後縦靱帯骨化症

1 傷病名

後縦靱帯骨化症(こうじゅうじんたいこっかしょう・OPLL)

2 傷病の原因等

後縦靱帯骨化症は、頚椎によく発生します。
脊柱管と頚椎の間にある後縦靱帯がなんらかの原因により骨のように硬くなり、脊髄を圧迫します。
後縦靱帯骨化症の発症は、原因は特定されていませんが、交通事故の外傷により発生するものではありません。

ただし、もともと後縦靱帯骨化症を有していても、必ずしも症状がないことも多く、交通事故による衝撃を原因として症状が発生することもあります。

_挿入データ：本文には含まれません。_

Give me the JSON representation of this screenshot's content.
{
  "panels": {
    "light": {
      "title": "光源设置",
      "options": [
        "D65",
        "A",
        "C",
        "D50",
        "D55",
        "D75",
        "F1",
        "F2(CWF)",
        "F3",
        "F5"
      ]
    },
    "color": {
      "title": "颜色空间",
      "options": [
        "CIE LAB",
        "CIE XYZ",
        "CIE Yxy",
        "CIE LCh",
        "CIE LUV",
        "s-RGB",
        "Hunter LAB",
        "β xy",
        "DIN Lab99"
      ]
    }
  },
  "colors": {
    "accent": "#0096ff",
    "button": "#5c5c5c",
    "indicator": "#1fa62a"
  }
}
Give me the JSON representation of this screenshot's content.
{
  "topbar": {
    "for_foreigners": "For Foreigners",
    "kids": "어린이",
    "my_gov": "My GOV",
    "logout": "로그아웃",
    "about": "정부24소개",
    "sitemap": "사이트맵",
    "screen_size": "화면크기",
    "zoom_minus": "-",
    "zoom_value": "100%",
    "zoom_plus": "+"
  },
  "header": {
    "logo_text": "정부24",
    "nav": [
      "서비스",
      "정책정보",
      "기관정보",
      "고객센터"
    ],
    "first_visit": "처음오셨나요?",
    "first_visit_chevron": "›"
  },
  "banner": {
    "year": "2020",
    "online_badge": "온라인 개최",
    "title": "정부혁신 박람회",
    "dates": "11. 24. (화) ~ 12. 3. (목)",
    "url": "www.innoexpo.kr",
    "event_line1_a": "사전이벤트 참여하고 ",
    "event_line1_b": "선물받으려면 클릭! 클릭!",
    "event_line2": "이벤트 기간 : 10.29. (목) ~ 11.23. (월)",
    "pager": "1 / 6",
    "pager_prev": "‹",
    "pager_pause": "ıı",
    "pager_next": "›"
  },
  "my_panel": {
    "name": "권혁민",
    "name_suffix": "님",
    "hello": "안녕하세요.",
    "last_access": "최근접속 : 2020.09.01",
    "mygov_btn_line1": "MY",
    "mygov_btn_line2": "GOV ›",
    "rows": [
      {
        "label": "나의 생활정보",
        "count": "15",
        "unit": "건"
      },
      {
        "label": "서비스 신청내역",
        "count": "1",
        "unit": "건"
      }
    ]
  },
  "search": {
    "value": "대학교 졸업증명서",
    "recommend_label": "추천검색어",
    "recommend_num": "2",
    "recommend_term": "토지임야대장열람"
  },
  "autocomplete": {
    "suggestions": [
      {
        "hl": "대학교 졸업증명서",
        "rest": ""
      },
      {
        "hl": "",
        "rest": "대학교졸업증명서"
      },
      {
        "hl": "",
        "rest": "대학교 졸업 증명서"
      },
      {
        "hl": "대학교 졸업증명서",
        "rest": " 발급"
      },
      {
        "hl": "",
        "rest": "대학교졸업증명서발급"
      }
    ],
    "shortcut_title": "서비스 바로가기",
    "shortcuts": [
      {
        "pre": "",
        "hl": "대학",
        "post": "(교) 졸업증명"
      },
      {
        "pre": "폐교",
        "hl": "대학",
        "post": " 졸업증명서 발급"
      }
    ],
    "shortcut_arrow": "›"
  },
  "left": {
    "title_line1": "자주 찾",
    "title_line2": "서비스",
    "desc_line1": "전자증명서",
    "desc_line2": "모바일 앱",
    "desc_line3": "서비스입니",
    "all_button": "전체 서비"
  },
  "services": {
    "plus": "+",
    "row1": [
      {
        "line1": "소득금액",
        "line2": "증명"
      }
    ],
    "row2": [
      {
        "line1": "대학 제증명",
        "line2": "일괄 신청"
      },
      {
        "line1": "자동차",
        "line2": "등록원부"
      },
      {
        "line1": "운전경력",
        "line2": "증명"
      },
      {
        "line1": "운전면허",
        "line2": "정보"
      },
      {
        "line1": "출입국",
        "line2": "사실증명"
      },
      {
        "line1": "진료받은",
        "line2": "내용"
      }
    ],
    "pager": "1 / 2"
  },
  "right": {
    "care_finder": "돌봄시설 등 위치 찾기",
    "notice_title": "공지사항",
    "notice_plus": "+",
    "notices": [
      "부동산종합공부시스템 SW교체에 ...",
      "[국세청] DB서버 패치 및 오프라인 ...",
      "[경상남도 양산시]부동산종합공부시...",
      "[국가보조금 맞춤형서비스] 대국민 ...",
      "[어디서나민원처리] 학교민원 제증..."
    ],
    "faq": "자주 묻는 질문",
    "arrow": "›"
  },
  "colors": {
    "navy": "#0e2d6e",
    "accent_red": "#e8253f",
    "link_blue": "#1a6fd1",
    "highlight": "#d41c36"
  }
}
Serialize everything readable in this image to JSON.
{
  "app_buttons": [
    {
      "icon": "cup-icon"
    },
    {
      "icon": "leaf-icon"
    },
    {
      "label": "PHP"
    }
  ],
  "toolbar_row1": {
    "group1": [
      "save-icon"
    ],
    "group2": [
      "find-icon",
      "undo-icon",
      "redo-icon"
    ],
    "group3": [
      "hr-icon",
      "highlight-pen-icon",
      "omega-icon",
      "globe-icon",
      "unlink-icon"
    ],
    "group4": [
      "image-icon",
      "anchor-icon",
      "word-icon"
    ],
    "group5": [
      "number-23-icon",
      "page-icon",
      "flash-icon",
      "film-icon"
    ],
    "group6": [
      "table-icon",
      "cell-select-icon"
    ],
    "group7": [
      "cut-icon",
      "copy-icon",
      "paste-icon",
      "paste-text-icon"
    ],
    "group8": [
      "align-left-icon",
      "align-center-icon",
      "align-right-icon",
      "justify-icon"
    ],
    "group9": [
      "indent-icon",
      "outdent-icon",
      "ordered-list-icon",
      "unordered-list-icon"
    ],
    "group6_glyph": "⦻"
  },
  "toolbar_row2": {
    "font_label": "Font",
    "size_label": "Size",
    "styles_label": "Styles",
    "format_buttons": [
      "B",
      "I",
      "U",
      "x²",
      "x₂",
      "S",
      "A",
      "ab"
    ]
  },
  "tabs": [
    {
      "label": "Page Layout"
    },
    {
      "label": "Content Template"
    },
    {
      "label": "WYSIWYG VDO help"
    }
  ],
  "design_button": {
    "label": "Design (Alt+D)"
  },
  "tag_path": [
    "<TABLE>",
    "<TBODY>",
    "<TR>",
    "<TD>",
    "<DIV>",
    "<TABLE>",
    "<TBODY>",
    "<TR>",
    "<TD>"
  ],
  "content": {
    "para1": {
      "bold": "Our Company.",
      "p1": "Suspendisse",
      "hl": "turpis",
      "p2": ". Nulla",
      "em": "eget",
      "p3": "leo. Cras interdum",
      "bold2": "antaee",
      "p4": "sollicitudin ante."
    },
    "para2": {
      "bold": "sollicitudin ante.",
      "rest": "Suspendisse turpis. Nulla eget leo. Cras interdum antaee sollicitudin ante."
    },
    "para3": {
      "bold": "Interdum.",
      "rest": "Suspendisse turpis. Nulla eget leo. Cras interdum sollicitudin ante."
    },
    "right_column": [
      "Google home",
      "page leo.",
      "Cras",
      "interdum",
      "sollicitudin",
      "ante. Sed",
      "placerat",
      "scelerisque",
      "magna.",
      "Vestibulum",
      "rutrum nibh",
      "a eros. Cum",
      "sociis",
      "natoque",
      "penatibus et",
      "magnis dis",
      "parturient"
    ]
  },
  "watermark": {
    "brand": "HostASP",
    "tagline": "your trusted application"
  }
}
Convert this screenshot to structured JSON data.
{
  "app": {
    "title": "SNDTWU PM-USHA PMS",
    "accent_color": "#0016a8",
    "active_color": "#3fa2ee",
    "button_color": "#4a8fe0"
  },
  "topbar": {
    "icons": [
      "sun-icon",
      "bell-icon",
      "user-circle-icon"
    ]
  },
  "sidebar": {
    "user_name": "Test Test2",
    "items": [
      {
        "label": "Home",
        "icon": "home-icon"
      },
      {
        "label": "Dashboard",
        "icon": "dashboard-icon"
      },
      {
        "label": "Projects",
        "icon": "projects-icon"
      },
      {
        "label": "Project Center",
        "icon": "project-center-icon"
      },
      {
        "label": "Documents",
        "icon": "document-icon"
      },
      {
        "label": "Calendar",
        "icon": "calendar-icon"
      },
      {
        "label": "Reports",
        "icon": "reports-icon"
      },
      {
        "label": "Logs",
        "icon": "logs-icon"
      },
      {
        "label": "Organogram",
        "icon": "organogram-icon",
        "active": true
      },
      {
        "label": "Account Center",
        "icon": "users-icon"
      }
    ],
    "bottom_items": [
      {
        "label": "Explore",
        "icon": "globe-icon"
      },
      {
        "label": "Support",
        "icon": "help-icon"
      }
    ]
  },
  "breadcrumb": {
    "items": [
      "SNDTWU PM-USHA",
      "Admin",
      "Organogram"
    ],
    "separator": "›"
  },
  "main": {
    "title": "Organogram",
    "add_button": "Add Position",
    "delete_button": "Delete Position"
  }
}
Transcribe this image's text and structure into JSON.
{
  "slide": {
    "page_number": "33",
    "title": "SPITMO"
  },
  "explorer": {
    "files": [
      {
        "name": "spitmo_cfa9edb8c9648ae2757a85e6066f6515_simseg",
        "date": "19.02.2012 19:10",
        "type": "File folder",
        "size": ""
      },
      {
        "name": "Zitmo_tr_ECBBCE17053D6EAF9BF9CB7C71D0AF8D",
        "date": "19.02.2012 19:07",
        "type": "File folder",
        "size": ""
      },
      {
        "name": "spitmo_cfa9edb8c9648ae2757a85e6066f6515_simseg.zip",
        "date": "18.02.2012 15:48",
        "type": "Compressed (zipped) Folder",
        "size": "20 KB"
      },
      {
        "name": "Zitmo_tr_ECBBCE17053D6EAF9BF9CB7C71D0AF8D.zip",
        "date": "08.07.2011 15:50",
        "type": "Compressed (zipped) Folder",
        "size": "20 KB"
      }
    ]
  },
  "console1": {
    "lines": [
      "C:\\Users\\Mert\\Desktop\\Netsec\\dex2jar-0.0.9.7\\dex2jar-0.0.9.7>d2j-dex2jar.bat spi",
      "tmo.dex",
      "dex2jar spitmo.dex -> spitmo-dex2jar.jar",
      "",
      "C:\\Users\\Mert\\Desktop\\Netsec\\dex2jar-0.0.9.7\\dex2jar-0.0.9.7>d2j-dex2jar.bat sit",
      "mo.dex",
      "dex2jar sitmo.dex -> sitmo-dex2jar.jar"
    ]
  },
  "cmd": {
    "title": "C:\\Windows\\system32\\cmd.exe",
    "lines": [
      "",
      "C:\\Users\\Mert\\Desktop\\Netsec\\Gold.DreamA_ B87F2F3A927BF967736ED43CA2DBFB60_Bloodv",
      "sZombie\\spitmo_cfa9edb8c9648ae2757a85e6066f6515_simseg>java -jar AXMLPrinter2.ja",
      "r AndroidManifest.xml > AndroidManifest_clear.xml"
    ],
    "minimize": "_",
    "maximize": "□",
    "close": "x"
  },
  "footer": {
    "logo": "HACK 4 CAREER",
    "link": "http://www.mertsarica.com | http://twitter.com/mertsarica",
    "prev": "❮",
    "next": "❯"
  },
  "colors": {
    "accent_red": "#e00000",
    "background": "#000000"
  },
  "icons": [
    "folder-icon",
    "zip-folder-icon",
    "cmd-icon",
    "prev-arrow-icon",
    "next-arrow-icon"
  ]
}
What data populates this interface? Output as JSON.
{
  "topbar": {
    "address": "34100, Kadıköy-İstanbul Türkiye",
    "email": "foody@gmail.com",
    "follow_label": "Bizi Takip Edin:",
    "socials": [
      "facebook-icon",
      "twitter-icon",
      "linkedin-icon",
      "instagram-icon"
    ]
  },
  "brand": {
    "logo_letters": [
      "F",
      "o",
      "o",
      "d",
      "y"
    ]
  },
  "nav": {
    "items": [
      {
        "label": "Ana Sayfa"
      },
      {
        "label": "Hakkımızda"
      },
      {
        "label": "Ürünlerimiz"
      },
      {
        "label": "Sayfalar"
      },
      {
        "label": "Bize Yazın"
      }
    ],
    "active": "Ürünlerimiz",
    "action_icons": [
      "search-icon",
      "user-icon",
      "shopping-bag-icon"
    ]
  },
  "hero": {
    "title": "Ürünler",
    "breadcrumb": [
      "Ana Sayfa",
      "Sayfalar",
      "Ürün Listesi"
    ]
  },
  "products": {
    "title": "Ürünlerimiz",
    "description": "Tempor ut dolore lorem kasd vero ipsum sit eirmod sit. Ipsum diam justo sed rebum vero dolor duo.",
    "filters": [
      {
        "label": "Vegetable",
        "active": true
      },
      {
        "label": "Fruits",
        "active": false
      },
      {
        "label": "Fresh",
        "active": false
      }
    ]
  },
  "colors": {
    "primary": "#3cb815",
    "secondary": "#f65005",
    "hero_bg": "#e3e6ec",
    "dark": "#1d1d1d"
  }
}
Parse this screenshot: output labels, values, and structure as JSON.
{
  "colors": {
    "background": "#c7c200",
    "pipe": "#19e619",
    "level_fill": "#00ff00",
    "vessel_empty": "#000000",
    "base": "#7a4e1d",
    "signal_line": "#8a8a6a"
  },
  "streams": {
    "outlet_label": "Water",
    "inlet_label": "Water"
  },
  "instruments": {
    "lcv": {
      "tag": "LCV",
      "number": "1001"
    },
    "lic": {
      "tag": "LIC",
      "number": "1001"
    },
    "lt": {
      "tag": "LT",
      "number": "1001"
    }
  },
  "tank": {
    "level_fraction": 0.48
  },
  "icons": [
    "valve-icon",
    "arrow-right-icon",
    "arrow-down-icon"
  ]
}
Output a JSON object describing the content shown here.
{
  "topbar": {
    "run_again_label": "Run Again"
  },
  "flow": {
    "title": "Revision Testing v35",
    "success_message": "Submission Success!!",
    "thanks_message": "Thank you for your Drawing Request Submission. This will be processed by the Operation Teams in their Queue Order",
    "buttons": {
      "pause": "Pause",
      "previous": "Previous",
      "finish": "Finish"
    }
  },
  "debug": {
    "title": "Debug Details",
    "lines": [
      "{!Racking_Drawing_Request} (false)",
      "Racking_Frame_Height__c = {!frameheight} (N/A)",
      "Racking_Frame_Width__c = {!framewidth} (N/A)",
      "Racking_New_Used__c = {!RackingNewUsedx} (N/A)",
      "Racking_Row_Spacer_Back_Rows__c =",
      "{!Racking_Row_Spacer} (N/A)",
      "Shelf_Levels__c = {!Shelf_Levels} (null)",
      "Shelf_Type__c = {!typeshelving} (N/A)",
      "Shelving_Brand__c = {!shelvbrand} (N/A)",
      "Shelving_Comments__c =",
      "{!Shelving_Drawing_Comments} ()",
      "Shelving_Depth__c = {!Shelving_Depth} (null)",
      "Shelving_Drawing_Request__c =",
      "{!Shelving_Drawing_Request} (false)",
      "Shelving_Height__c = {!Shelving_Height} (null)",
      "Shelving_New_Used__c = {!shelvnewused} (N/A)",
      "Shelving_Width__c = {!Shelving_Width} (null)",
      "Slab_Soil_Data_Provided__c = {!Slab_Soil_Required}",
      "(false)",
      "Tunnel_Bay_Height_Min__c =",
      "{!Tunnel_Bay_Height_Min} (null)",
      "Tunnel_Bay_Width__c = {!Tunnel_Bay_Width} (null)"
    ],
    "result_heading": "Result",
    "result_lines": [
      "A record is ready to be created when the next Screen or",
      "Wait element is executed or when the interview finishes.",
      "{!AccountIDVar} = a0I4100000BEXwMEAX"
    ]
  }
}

このように、交通事故をきっかけとして症状が発生した場合も、交通事故と現在の症状の間には因果関係が認められます。
なお、程度にもよりますが、もともと後縦靱帯骨化症を有していて、交通事故の衝撃により症状が発生した場合は、「素因減額」と言って、被害者に損害が拡大する原因があったのだから、損害のうち、3割から4割程度減額されることもあります。

3 症状

脊髄を圧迫することによる手指のしびれ、手指巧緻性障害、頚部や肩の痛みなど
黄色靱帯骨化症(OYL)や前縦靱帯骨化症(OALL)と合併することがよくあると言われています。(いずれも交通事故を原因として発症するものではありません)

4 治療内容

程度に応じて、薬物療法や理学療法もありますが、椎弓形成術(脊柱管拡大術)などの手術をしなければならないこともあります。なお、厚生労働省指定の特定疾患の対象となっています。難病と言われていますが、症状が出ない人も多いといえます。

 

5 後遺障害

後縦靱帯骨化症そのものは、後遺障害の対象にはなりませんが、交通事故により、手指のしびれや頚部の痛み等が発生した場合は、14級9号または12級13号の対象となります。